If you’re managing multiple crops or running a year-round greenhouse schedule, that range can be genuinely useful. ICL also leans into irrigation performance, not just nutrition theory. For example, it describes Solinure as being made for fruit and vegetable crops in field or greenhouse settings, with emphasis on high purity and reducing deposit buildup and blockages in irrigation systems. That mix, formulation range plus irrigation practicality, is why ICL reads as one of the more “complete” options in this set.

#2 Haifa Group

Haifa Group comes across as the most clearly hydroponics-forward supplier here, at least from what it emphasizes publicly. The company states outright that hydroponic growing requires fertilizers with very high purity and solubility, and it presents hydroponic solutions as a core use case, not an afterthought. Its water-soluble positioning focuses on complete dissolution, plant-ready nutrients, rapid absorption, and products that are virtually free of chloride and sodium.

That focus tends to align with what hydroponic growers actually worry about day to day, clean system performance and predictable chemistry. Haifa’s public lineup includes greenhouse-grade NPKs under Poly-Feed GG, potassium nitrate through Multi-K, and additional products tailored for greenhouse and soilless systems. If your main requirement is a hydroponic-first supplier, Haifa looks especially aligned.

#3 Yara International

Yara’s strength looks a little different. Its water-soluble story is less “hydroponics specialist” and more “fertigation ecosystem.” YaraTera is described as a full range of water-soluble products for fertigation, including NPKs, straights, chelates, liquid fertilizers, and biostimulants.

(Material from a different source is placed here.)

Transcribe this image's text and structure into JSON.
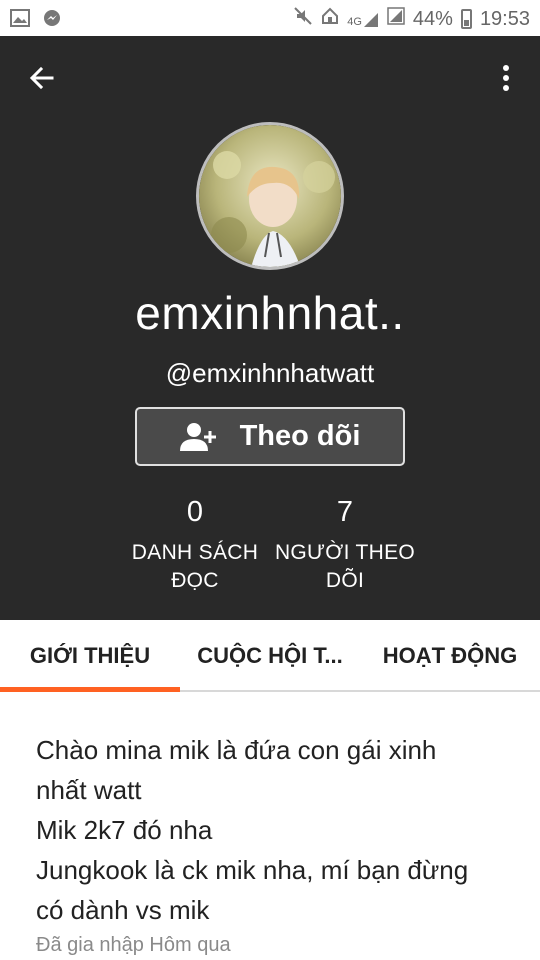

Then it layers in software, training programs, and support tools, which can matter a lot for commercial growers who want repeatable systems and documentation, not just products.

Yara also shows a two-track approach in public materials, YaraTera for fully water-soluble fertigation, and YaraRega for water-soluble granular NPKs in field fertigation. So, Yara may be a better fit when the buyer values integration, training, and agronomic infrastructure, even if its hydroponics messaging is not as “front and center” as Haifa’s.

#4 SQM

SQM stands out most for nitrate-based specialty nutrition, especially potassium nitrate. On its official pages, SQM describes itself as a global leader in natural-source potassium nitrate and positions it as chloride-free, fully water-soluble, and suited for fertigation. It also points to agronomic expertise supported by field trials and teams working across more than 100 countries, which signals a heavy emphasis on real-world crop programs.

Its Ultrasol line is positioned as a complete water-soluble nutrient range for fertigation across phenological phases, with macro and micronutrients designed for efficient absorption. If your buying criteria centers on chloride-free nitrate inputs and specialty fertigation programs for fruits and vegetables, SQM’s positioning fits that priority well.

#5 EuroChem Group

EuroChem Group reads as a practical fertigation supplier with a broad water-soluble offering, rather than a hydroponics-only brand. Its public agriculture pages describe a complete range of water-soluble fertilizers for efficient fertigation, including tailor-made formulas adapted to phases like rooting, development, growth stimulation, fattening, and ripening. That stage-based framing can be genuinely useful in greenhouse programs where feed recipes keep shifting.

EuroChem also highlights system-focused features that matter in irrigation. For instance, Aqualis UP Solub is positioned for foliar or fertigation use in alkaline conditions, with acidity that helps clean irrigation systems and reduce clogging risk. It also describes products like calcium nitrate and monoammonium phosphate as fully water-soluble and low in insoluble matter, which is exactly what injection-based systems need.

Choosing Nutrients for Greenhouse Crops

For greenhouse and hydroponic growers, picking a supplier is only half the job. The other half is building a nutrient strategy that fits your water, your crop stage, and your system constraints. When things go wrong, it usually isn’t because one single factor was “bad,” it’s because a few small mismatches stacked up.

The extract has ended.